Tous les ingrédients pour un système global de prévention de l’épidémie existent : les progrès de la science et de la technologie, les capacités de la biologie avec vaccins et médicaments, les cartes satellites pour l’observation des déplacements, la téléphonie et internet pour informer le public et recueillir de lui l’information pour la traiter. Encore faut-il que tous ces éléments soient intégrés au sein d’un système mondial de santé fondé sur la coopération internationale, ce qui n’est pas le cas.

Ce système devrait, selon lui, être doté d’un corps médical permanent et dédié, expérimenté et mobilisable sans délai. Ce corps médical devrait être associé avec les forces armées qui apporteraient leur soutien en matière de logistique, de rapidité d’intervention, de capacité de déploiement et de sécurisation.

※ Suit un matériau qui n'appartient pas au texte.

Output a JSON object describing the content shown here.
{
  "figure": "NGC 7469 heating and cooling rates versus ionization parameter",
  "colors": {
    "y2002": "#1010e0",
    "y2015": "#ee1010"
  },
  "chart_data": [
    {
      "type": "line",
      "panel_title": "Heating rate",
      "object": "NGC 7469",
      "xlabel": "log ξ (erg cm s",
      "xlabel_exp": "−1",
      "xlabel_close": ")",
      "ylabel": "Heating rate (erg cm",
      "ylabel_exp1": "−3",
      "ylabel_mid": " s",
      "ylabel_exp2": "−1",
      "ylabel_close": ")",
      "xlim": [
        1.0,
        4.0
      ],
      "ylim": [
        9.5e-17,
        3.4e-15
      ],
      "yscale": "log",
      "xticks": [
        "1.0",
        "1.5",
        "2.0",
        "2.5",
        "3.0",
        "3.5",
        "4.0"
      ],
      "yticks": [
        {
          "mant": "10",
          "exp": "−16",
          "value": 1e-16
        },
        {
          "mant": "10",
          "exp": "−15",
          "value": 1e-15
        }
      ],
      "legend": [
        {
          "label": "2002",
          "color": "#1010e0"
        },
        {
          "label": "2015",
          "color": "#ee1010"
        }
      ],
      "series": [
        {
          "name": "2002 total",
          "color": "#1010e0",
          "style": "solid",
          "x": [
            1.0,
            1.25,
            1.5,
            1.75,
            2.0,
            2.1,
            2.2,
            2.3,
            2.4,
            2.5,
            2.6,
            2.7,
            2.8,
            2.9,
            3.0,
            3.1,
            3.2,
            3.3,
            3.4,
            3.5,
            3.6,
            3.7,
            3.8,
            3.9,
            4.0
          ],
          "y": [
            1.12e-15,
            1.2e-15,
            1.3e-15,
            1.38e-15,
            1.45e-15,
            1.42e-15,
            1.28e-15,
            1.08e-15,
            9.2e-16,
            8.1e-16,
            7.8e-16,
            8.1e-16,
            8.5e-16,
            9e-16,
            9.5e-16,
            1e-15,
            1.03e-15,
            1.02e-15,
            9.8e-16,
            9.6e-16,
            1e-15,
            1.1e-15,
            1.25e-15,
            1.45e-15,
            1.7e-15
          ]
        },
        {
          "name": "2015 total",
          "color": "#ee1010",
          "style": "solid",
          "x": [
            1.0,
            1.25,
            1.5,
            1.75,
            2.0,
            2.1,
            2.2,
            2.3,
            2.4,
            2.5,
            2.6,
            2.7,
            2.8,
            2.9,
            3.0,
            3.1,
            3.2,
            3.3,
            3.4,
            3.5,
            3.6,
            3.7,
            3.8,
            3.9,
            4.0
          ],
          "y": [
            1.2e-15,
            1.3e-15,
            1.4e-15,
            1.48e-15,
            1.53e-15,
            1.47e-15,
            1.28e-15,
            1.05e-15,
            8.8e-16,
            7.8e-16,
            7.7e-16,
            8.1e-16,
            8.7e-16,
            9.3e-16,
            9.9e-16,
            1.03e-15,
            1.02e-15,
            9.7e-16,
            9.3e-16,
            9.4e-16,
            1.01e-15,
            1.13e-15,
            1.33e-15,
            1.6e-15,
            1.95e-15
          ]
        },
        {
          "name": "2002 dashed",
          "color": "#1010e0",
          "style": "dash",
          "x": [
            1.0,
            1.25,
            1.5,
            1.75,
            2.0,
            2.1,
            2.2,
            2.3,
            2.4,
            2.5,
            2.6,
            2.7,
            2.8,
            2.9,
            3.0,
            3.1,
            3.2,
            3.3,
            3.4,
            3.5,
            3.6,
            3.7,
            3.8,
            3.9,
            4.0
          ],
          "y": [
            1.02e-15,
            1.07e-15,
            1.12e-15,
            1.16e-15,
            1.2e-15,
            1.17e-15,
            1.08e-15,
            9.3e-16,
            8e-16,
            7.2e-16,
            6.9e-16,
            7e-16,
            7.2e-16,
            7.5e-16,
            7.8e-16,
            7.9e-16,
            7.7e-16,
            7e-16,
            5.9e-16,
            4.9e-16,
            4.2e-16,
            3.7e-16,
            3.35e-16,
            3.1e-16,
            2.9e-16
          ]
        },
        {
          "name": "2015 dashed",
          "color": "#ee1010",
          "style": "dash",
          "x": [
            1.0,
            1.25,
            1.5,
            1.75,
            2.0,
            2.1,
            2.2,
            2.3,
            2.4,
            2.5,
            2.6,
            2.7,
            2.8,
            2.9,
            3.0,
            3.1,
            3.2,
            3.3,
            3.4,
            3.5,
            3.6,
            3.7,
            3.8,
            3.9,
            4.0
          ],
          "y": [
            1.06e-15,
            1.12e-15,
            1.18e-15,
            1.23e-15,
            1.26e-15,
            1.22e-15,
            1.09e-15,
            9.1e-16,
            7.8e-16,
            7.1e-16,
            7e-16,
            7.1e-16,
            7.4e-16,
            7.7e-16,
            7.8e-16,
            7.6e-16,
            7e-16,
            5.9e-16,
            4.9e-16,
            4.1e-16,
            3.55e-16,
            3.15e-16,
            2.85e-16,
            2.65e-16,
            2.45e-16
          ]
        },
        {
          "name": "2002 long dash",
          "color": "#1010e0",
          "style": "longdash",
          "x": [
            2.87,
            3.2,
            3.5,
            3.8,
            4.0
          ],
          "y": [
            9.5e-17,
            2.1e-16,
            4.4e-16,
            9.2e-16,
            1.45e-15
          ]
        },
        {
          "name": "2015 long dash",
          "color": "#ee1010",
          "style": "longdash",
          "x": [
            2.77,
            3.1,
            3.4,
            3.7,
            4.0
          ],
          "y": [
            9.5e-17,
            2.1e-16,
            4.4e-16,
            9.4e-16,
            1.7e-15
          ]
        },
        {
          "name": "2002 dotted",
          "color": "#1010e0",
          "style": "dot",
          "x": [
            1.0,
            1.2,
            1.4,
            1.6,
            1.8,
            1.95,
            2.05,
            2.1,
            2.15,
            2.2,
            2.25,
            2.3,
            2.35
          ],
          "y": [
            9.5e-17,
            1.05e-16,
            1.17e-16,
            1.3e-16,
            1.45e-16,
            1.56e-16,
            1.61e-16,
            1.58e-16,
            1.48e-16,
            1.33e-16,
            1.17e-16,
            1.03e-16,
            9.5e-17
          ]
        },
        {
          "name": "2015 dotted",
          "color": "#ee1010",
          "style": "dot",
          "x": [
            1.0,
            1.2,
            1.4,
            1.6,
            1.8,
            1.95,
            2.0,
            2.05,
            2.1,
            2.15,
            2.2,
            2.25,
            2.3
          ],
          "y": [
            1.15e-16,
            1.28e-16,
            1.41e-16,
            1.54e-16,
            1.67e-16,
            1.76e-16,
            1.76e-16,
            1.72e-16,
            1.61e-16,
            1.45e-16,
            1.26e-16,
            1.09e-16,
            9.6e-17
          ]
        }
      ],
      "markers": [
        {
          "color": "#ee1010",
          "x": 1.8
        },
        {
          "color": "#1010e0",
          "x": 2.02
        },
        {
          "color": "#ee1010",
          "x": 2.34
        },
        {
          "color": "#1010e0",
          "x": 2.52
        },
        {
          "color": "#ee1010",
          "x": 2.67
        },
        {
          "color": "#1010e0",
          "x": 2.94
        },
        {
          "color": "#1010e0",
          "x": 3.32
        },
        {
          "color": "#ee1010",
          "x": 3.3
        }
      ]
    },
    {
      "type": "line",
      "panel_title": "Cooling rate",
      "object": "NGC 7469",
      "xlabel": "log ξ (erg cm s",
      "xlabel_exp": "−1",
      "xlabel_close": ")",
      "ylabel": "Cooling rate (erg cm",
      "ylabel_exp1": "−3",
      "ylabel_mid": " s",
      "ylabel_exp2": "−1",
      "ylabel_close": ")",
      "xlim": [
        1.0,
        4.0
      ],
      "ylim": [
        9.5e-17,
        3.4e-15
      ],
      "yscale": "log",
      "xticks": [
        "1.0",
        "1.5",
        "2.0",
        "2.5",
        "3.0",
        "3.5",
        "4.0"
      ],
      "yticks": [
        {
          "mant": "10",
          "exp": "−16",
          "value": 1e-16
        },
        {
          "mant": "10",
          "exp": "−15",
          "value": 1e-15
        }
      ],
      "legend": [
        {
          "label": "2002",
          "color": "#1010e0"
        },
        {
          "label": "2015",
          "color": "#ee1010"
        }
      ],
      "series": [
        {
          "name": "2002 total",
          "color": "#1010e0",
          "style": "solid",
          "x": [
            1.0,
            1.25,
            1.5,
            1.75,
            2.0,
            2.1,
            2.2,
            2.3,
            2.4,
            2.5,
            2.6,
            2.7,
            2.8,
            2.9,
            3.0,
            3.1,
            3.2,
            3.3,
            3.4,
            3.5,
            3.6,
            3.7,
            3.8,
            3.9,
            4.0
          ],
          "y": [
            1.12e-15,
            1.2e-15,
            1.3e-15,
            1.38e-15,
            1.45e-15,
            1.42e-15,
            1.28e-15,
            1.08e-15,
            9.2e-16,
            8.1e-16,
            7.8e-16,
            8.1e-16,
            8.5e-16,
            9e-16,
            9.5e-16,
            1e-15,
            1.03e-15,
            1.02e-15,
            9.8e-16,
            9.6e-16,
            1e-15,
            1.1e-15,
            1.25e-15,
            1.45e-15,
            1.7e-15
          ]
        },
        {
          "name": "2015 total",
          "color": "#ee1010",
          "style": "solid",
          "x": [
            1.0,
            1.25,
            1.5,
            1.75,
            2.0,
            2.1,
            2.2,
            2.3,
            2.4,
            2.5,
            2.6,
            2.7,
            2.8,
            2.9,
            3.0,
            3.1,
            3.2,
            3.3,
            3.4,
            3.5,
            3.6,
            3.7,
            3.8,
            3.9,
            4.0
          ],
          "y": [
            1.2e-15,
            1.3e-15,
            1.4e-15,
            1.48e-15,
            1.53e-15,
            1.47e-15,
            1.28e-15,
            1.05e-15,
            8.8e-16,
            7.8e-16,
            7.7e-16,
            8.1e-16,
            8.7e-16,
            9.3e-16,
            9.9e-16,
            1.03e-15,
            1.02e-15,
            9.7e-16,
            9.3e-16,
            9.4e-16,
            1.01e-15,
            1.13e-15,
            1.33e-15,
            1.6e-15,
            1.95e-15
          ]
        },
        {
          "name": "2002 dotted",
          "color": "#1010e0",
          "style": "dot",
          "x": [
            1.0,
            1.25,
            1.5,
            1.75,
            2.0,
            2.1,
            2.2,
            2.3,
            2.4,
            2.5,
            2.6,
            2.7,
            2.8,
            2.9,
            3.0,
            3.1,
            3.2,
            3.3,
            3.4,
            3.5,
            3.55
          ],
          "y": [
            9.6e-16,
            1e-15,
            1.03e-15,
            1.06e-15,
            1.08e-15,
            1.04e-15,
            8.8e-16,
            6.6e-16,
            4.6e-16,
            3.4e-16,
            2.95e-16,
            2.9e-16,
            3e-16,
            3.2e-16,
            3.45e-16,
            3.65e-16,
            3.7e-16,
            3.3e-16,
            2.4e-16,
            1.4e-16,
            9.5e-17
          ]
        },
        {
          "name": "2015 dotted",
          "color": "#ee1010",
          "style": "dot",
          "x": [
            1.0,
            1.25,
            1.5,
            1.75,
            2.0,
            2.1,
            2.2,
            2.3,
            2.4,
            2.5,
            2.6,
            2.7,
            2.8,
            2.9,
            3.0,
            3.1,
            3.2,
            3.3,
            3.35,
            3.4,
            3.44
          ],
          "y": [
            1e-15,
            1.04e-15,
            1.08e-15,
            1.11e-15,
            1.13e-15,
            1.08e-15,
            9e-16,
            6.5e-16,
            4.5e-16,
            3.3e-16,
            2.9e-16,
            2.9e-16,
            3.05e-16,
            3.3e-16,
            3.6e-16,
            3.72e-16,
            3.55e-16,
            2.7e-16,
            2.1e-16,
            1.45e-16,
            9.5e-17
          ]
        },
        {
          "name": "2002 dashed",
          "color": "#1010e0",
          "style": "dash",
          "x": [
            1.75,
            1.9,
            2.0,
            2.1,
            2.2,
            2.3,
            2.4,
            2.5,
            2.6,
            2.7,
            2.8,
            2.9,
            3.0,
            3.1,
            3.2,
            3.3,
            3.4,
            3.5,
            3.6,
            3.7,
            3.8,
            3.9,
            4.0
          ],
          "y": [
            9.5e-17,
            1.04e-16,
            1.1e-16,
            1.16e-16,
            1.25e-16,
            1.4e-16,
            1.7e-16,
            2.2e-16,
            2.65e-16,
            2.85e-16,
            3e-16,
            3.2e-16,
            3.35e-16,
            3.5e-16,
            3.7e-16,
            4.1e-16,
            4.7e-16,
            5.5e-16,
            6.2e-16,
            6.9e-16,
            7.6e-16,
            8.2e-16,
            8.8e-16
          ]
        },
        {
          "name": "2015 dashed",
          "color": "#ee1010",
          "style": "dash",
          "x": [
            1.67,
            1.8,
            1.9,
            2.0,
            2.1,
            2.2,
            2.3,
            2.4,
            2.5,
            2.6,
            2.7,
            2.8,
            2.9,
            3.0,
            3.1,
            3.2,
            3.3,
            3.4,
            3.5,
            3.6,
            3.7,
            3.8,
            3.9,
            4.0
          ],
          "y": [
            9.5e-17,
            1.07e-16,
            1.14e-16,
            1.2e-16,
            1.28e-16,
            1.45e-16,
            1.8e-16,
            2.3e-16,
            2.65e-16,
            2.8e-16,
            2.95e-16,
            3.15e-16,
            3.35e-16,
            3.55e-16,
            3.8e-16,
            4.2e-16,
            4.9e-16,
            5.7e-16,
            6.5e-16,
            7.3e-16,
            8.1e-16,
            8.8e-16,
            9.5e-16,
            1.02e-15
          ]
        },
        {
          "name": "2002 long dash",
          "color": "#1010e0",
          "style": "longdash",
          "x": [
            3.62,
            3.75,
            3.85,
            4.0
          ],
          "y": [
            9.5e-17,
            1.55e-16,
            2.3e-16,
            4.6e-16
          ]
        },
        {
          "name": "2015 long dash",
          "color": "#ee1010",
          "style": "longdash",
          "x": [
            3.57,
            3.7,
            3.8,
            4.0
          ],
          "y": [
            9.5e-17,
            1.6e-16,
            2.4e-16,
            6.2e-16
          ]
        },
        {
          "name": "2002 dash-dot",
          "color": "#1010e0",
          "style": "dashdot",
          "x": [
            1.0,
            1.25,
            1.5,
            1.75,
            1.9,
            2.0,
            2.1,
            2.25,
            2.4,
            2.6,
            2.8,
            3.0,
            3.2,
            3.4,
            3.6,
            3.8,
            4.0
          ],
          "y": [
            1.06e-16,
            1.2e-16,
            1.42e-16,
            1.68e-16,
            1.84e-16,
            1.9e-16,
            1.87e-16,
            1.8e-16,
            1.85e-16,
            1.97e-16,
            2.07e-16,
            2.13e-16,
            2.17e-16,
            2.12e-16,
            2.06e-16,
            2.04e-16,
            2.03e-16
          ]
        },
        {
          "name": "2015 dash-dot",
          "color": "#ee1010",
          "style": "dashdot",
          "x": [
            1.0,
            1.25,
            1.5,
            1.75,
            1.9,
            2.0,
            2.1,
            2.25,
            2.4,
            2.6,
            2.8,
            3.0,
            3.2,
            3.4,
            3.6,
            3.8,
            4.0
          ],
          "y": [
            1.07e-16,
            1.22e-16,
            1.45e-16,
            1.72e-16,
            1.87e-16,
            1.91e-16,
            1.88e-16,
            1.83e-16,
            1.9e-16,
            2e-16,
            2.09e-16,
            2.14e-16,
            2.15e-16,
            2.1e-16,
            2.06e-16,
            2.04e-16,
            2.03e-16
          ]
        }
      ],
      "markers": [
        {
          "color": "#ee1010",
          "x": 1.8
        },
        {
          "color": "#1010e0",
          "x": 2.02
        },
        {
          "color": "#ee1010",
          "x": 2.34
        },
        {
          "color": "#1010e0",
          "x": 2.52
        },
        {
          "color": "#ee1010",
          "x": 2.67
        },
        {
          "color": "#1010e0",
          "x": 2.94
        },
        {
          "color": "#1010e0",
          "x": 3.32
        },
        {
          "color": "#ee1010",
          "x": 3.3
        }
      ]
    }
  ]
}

Certes, on pourra toujours parler de philanthropie capitaliste et de retour sur investissement social. Le businessman n’est jamais loin du mécène. Les méthodes sont les mêmes. Rien n’est totalement gratuit. Avec la constitution très rapide de fortunes colossales par de jeunes entrepreneurs, on comprend que ceux-ci aient envie, non pas de les léguer à titre posthume, mais de s’impliquer dans l’action humanitaire ou environnementale avec des motivations diverses, ou par mimétisme et avec des retombées positives pour leur image et leurs affaires. Et peut-être pour quelques-uns d’entre eux pour rendre à leurs semblables ce que la vie leur a donné. Bill Gates est assurément de ceux-là.

 

NB : Retrouvez ici un extrait vidéo de l’intervention de Bill Gates.

 

[1] La fondation Bill & Melinda Gates est dotée de moyens considérables et affiche des fonds propres de l’ordre de 39,8 Md$ pour une masse bilancielle de 47,9 Mds$ (comptes consolidés au 31-12-2018). Elle coopère avec de nombreux organismes dont l’AFD (Association française de développement), et naturellement avec l’OMS dont elle est le premier contributeur non étatique et qu’elle considère comme un acteur fondamental dans la crise actuelle du Covid-19. Bill Gates a prévu de léguer 95 % de sa fortune à sa fondation.